Missing money? Belknap County budget at risk over revenue that may not materialize

Money from state for pensions, Gunstock revenue at issue

By MICHAEL KITCH, LACONIA DAILY SUN

LACONIA — While seeking to forestall any increase on the property tax burden without further depleting an already shrunken fund balance, the Belknap County delegation has written a budget that by projecting revenue that will not be collected, has increased the risk of one or the other.
Rep. Marc Abear (R-Meredith), the principal architect of the budget, flatly declined to comment on the revenue projections.
The Belknap County Delegation has estimated revenues in the budget that include $290,810 representing an anticipated contribution from the state toward the employer contributions to the New Hampshire Retirement System to fund the pensions of county employees. These funds are unlikely to be forthcoming.

Moreover, the delegation inflated the anticipated contribution from the state by assuming it applied to all county employees. But, since the county employs no school teachers, it would have applied only to members of the Sheriff's Department and Corrections Department. County Administrator Debra Shackett calculated that that if the state were to contribute 15 percent funded, the county's share would only be discounted by $75,000, not $290,810.

Meanwhile, the delegation also appears to have overestimated the revenue it expects to receive from Gunstock Mountain Resort. When the current Memorandum of Understanding between the county and resort expired, the delegation asked for $100,000 in negotiating its renewal, but included $175,000 in revenue in its 2017 budget, leaving a shortfall of $75,000.

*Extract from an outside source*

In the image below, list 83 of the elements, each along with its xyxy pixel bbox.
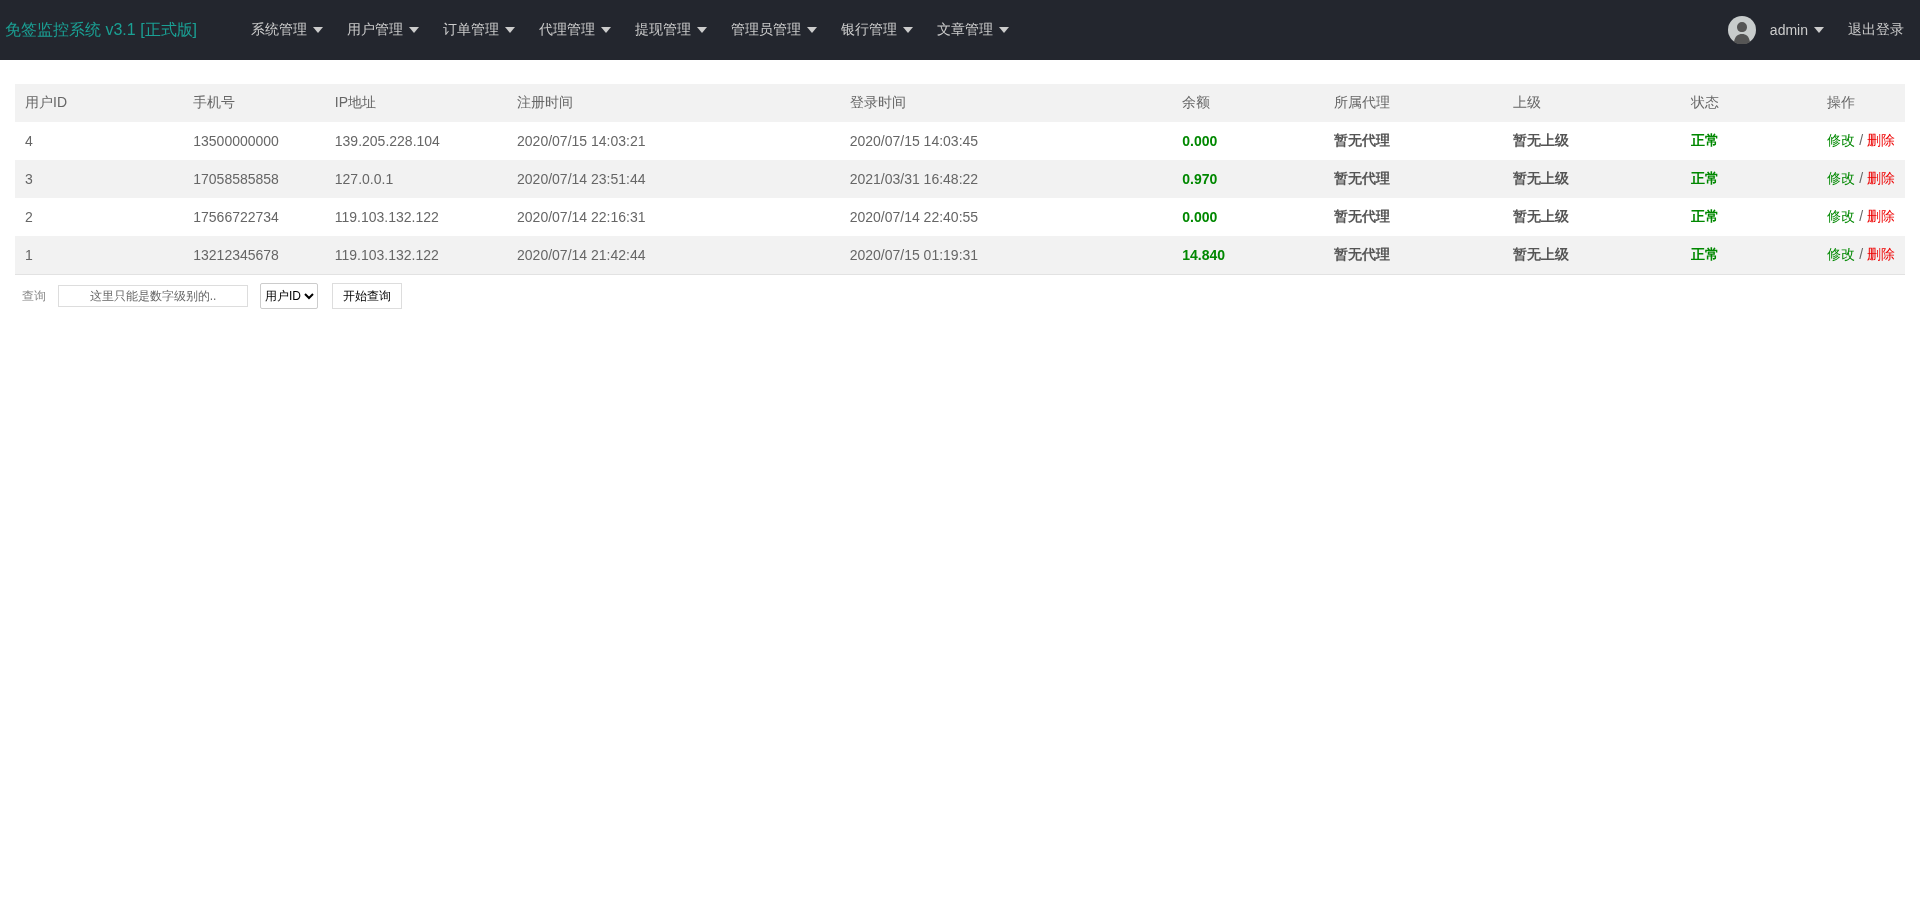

The delegation could acknowledge its error and submit revised revenue estimates to the New Hampshire Department of Revenue Administration before it begins the process of setting the county tax rate in September. Shackett has calculated that correcting for the shortfall in revenue would increase that the budgeted amount to be raised by property taxes from $12,963,440 to $13,329,250, an increase of 2.74 percent.

Alternatively, by state statute, RSA 21-J:35, IV, provides that if, in the course of computing and setting the county tax rate, the Commissioner of Revenue Administration "finds that the estimated revenues included are inaccurate or inappropriate he shall adjust the estimates in question" and notify county officials of the changes.

Without changes to the revenue estimates, the county could end the year with a revenue shortfall that would reduce the money on hand. The fund balance stood near $3.4 million at the end of 2016. The delegation's budget applies half of that against property taxes in 2017. With a further reduction reflecting the revenue shortfall, the fund balance could dip to near $1.3 million. Shackett projects the tight operating budget will leave scant surplus to replenish the fund balance at year end. She has projected that with minimal operating surpluses, continuing to apply $1 million or more to county property taxes, the fund balance could shrink to less than $1 million in 2018 and 2019.

Moody's Investor Services has pointed to annual appropriations from the fund balance to balance the operating budget among the major fiscal challenges facing the county, and weighing on its credit rating. At the same time, without a stable and robust fund balance in the neighborhood of $4 or $5 million, the county will lack the resources to stabilize county tax rates.